Designer:innen und Expert:innen bringen Wissen direkt zu den Menschen, Stadtplätze, Pavillons oder Exkursionen werden zu Lernorten. Eigenformate wie der WDC-Pavillon oder der WDC-Campus mit etwa 40 Hochschulen aus Region und nationalen wie internationalen Partnerstädten schaffen Labor, Ausstellung, Werkstatt und Diskursraum zugleich – und machen Bildung zum Motor für eine erlebenswerte Gegenwart und Zukunft.

Jugend- und Kinderliteraturfestival©Aziz Wakim

Kreisläufe der Zukunft: Design, Handwerk und Industrie

Juni

Design und Gestaltung spielen eine zentrale Rolle für Industrie und Wirtschaft. Statt immer neue Produkte zu schaffen, rückt die Frage nach verantwortungsvollem Konsum, Wiederverwendung und Recycling in den Vordergrund. Konzepte wie Cradle-to-Cradle und neue Verfahren der Kreislaufwirtschaft zeigen, wie Gestaltung ökologische Verantwortung und wirtschaftlichen Erfolg verbinden kann.

Im Juni macht die Open – Design Week Frankfurt RheinMain sichtbar, wie Gestaltung eine ressourcenschonende, zukunftsfähige Ökonomie vorantreibt. Zehn Tage lang wird die Region Frankfurt RheinMain zur internationalen Bühne für gemeinsames Gestalten: Sie macht die Arbeit regionaler Gestalter:innen und Produzent:innen, gleichzeitig trifft visionäres Design aus der Region auf Impulse aus aller Welt. Die Open vereint Messe, Netzwerkplattform, Bühne und Forum für neue Ansätze – mit Fokus auf regionale Ideen, branchenübergreifendes Netzwerken und Zusammenarbeit in Frankfurt, Offenbach, Wiesbaden und Darmstadt.
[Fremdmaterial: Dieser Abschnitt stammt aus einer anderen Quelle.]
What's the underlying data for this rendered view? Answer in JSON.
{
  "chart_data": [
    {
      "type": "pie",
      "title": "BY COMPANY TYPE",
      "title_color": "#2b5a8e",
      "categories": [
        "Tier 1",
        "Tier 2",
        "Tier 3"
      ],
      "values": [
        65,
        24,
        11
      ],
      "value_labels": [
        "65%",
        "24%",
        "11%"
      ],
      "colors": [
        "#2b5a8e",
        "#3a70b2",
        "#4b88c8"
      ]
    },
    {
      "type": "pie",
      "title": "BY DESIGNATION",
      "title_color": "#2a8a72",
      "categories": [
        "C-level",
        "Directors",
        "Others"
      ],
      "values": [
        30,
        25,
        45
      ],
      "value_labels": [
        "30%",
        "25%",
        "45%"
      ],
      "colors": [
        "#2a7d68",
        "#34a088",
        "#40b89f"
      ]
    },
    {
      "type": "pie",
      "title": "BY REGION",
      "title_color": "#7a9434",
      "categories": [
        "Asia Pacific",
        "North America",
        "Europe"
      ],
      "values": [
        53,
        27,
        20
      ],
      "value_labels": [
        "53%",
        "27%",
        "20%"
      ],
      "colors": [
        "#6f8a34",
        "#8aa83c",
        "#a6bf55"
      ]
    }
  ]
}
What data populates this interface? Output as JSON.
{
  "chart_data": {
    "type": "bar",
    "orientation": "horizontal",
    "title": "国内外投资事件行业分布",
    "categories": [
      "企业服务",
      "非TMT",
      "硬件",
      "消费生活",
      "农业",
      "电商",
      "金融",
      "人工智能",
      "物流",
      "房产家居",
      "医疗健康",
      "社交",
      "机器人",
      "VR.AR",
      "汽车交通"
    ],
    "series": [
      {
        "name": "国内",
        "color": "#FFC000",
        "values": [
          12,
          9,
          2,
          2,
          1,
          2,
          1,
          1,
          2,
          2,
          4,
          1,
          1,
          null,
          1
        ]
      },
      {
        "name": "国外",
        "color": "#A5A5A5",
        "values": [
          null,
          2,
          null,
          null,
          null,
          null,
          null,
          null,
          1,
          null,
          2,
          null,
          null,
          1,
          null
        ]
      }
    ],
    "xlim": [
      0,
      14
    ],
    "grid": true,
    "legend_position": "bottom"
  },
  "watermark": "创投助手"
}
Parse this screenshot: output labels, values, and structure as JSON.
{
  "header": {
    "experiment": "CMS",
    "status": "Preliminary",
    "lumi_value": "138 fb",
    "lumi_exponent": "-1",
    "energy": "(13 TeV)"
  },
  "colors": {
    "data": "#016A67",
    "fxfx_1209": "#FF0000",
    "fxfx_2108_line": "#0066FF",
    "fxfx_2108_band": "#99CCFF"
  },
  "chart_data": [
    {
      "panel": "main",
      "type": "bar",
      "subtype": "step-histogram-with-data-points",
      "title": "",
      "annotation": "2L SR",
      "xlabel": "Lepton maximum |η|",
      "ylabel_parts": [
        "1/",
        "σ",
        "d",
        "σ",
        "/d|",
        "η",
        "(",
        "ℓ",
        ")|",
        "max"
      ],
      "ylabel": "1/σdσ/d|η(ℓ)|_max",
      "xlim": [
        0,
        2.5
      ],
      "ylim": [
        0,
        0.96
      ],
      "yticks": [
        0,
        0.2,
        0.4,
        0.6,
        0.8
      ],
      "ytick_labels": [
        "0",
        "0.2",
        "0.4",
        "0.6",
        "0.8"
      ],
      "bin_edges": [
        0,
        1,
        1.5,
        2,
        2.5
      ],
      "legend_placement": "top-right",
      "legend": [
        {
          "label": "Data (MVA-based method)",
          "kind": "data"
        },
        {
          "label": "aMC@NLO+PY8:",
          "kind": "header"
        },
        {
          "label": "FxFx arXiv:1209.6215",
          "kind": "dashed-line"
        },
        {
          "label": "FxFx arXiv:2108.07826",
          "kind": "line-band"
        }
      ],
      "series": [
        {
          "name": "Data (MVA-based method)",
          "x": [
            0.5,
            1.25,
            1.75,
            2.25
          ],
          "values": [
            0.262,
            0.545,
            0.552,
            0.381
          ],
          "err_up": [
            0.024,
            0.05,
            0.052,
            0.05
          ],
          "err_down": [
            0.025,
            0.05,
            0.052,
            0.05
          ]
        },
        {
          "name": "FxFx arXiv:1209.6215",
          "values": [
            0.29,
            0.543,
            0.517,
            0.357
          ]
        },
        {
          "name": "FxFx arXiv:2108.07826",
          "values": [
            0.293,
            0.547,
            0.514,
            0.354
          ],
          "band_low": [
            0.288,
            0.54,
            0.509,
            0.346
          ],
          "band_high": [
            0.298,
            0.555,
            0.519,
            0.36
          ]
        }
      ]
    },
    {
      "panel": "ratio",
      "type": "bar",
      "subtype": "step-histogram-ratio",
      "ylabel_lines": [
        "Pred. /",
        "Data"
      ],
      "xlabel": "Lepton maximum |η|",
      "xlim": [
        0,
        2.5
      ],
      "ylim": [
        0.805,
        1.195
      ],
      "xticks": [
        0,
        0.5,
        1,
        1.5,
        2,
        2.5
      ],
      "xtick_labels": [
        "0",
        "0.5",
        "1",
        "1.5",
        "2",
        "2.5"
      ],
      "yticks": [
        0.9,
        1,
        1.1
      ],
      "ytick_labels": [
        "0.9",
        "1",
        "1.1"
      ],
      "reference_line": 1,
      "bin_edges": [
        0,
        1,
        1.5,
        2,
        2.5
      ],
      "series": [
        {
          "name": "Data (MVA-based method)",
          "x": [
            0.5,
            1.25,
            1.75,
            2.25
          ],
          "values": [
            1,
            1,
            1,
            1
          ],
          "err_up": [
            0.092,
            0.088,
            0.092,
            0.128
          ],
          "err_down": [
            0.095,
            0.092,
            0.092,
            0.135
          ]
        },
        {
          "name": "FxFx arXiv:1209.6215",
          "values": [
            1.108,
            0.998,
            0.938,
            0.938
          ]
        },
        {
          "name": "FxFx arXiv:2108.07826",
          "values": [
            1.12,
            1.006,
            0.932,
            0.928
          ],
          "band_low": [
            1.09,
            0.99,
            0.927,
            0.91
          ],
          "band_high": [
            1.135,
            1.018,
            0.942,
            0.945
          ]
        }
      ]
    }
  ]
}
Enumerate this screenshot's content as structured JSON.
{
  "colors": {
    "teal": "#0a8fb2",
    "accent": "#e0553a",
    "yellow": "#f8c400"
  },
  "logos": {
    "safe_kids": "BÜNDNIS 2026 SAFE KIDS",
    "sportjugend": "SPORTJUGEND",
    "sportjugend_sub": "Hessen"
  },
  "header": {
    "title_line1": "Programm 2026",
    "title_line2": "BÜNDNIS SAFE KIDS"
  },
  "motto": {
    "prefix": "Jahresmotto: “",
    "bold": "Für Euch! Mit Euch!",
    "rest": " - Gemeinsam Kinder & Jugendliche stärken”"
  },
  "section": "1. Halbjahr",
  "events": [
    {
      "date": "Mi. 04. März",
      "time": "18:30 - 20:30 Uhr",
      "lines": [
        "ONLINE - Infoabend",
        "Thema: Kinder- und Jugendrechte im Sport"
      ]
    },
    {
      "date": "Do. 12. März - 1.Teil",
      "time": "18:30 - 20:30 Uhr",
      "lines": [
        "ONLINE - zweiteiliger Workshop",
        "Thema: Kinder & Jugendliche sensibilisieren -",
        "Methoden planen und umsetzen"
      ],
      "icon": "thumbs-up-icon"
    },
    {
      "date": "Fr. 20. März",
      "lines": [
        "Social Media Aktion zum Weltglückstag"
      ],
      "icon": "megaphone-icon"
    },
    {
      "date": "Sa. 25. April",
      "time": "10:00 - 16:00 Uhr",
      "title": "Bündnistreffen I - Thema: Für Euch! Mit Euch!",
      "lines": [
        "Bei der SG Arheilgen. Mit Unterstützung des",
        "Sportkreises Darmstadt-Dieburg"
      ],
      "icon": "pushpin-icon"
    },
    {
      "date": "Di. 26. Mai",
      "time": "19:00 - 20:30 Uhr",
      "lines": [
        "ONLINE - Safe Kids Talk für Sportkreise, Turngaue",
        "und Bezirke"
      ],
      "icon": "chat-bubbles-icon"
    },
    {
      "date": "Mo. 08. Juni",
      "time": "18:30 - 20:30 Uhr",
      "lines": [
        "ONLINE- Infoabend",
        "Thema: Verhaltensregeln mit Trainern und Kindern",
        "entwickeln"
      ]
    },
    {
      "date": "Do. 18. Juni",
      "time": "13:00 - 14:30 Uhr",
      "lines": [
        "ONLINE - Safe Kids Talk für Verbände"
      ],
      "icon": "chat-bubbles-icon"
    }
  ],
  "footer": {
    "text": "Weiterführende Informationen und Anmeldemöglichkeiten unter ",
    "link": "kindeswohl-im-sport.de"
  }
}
Die Frankfurter Skyline, von der Deutschherrenbrücke aus gesehen. ©Ben Kuhlmann

Mit allen Sinnen

August/September

Durch Bewegung, Klang, Atmosphäre, Berührung oder Geschmack wird Demokratie nicht nur diskutiert oder gestaltet, sondern direkt erlebt und erfahrbar. Wir nähern uns der Gestaltung unserer Gesellschaft über sinnliche, visuelle und körperliche Erfahrungen – und eröffnen so neue Perspektiven und Zugänge. Künstliche Intelligenz und digitale Plattformen erweitern diese Möglichkeiten, indem sie gemeinsames Gestalten und neue Formen der Interaktion unterstützen.
Ein Herzstück des Schwerpunktes ist das kostenfreie Module-Festival auf dem Kulturcampus in Frankfurt im August 2026. Ziel ist es, Menschen zusammenzubringen, neue Perspektiven zu eröffnen und kreative Grenzen zu überschreiten.


Tanzende Menschen©Peter Wolff

Design im Dialog – in Politik und Gesellschaft

Oktober–Dezember

Design kann politische Prozesse verständlicher und zugänglicher machen – zum Beispiel durch nutzerfreundliche Verwaltungsangebote, neue Formen der Bürgerbeteiligung oder internationale Zusammenarbeit. Dabei geht es nicht um fertige Lösungen, sondern um Design als Methode, um gesellschaftliche Ungleichheit zu verhandeln, Erinnerung neu zu denken und demokratische Prozesse aktiv zu gestalten.
Die World Design Policy Days im November bringen als offizielle Konferenz der World Design Organization (WDO) Entscheidungsträger:innen, Designer:innen und Wissenschaftler:innen zusammen, um konkrete Empfehlungen für designgetriebene Politik zu entwickeln. Ziel der Konferenz  ist der Design Action Plan Frankfurt RheinMain, der Impulse für eine zukunftsorientierte europäische Designpolitik setzt – im Austausch mit Initiativen wie dem New European Bauhaus, dem EU Policy Lab und der BEDA.